At this point, it takes three to four weeks for the beer to age. Hops are also brought back and forth into the mix to create various beer types at this stage. Beer is then filtered to get rid of the yeast, except for Belgian Wheat Ales and Hefeweizens.
Whistler Brewing Company produces 110 pints per keg, and 4,000 kegs of naturally carbonated, small batch beers per year. Molson and other larger breweries produce 100,000 and more by comparison.
Sampling the Goods
The three beers offered during our tour were:
Powder Mountain Lager – Whistler Brewing’s best-selling beer, adapted for North American palates. It’s a lightly hopped, easy-drinking beer with a 5% alcohol content.
Whiskey Jack Ale – Whiskey Jack is a flavourful dark amber beer with a copper colour.

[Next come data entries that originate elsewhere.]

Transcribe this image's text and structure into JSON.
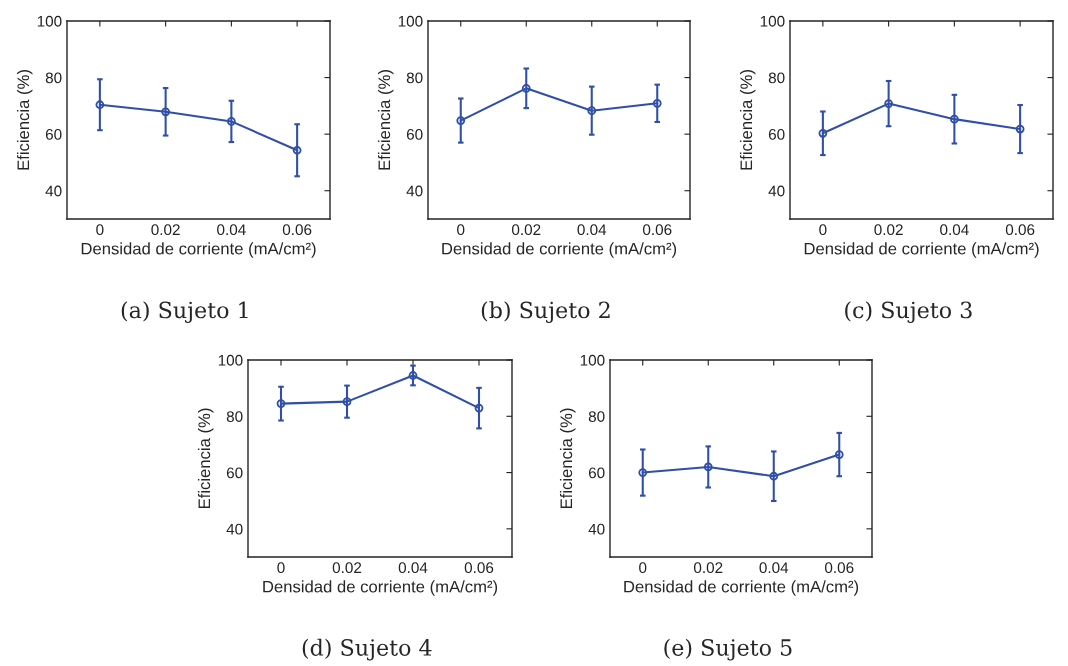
{
  "chart_data": [
    {
      "type": "line",
      "title": "(a) Sujeto 1",
      "xlabel": "Densidad de corriente (mA/cm²)",
      "ylabel": "Eficiencia (%)",
      "x": [
        0,
        0.02,
        0.04,
        0.06
      ],
      "xlim": [
        -0.01,
        0.07
      ],
      "xticks": [
        0,
        0.02,
        0.04,
        0.06
      ],
      "ylim": [
        30,
        100
      ],
      "yticks": [
        40,
        60,
        80,
        100
      ],
      "marker": "circle",
      "grid": false,
      "series": [
        {
          "color": "#2f4fa8",
          "values": [
            70.4,
            67.9,
            64.5,
            54.3
          ],
          "errors": [
            9,
            8.4,
            7.3,
            9.2
          ]
        }
      ]
    },
    {
      "type": "line",
      "title": "(b) Sujeto 2",
      "xlabel": "Densidad de corriente (mA/cm²)",
      "ylabel": "Eficiencia (%)",
      "x": [
        0,
        0.02,
        0.04,
        0.06
      ],
      "xlim": [
        -0.01,
        0.07
      ],
      "xticks": [
        0,
        0.02,
        0.04,
        0.06
      ],
      "ylim": [
        30,
        100
      ],
      "yticks": [
        40,
        60,
        80,
        100
      ],
      "marker": "circle",
      "grid": false,
      "series": [
        {
          "color": "#2f4fa8",
          "values": [
            64.8,
            76.2,
            68.3,
            70.9
          ],
          "errors": [
            7.8,
            7,
            8.5,
            6.6
          ]
        }
      ]
    },
    {
      "type": "line",
      "title": "(c) Sujeto 3",
      "xlabel": "Densidad de corriente (mA/cm²)",
      "ylabel": "Eficiencia (%)",
      "x": [
        0,
        0.02,
        0.04,
        0.06
      ],
      "xlim": [
        -0.01,
        0.07
      ],
      "xticks": [
        0,
        0.02,
        0.04,
        0.06
      ],
      "ylim": [
        30,
        100
      ],
      "yticks": [
        40,
        60,
        80,
        100
      ],
      "marker": "circle",
      "grid": false,
      "series": [
        {
          "color": "#2f4fa8",
          "values": [
            60.3,
            70.8,
            65.3,
            61.8
          ],
          "errors": [
            7.7,
            8,
            8.6,
            8.5
          ]
        }
      ]
    },
    {
      "type": "line",
      "title": "(d) Sujeto 4",
      "xlabel": "Densidad de corriente (mA/cm²)",
      "ylabel": "Eficiencia (%)",
      "x": [
        0,
        0.02,
        0.04,
        0.06
      ],
      "xlim": [
        -0.01,
        0.07
      ],
      "xticks": [
        0,
        0.02,
        0.04,
        0.06
      ],
      "ylim": [
        30,
        100
      ],
      "yticks": [
        40,
        60,
        80,
        100
      ],
      "marker": "circle",
      "grid": false,
      "series": [
        {
          "color": "#2f4fa8",
          "values": [
            84.5,
            85.2,
            94.5,
            82.9
          ],
          "errors": [
            6,
            5.7,
            3.5,
            7.2
          ]
        }
      ]
    },
    {
      "type": "line",
      "title": "(e) Sujeto 5",
      "xlabel": "Densidad de corriente (mA/cm²)",
      "ylabel": "Eficiencia (%)",
      "x": [
        0,
        0.02,
        0.04,
        0.06
      ],
      "xlim": [
        -0.01,
        0.07
      ],
      "xticks": [
        0,
        0.02,
        0.04,
        0.06
      ],
      "ylim": [
        30,
        100
      ],
      "yticks": [
        40,
        60,
        80,
        100
      ],
      "marker": "circle",
      "grid": false,
      "series": [
        {
          "color": "#2f4fa8",
          "values": [
            60,
            62,
            58.7,
            66.4
          ],
          "errors": [
            8.2,
            7.3,
            8.8,
            7.7
          ]
        }
      ]
    }
  ]
}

Wheat Ale Weissbier – Citrus, banana, and clove notes make up this enjoyable wheat beer. This beer has won two gold medals and is only available through the end of this month.
After the tour, we sampled IPA (IPA being one of my favourite beers, I couldn’t leave without trying Whistler Brewing’s), Black Tusk Ale, and Altitude Honey Lager. Black Tusk has hints of chocolate and roasted coffee, giving it a smooth, bitter taste. The Honey Lager was a bit sweet for my palate, but it has a beautiful colour.
There’s also a limited menu for beer sampling available.
Whistler Brewing is located at 1045 Millar Creek Road in Whistler’s Function Junction and is open Monday to Friday from 2-7 pm, Saturday from noon-7 pm. Check the website for current menus, seasonal ales, and tour information.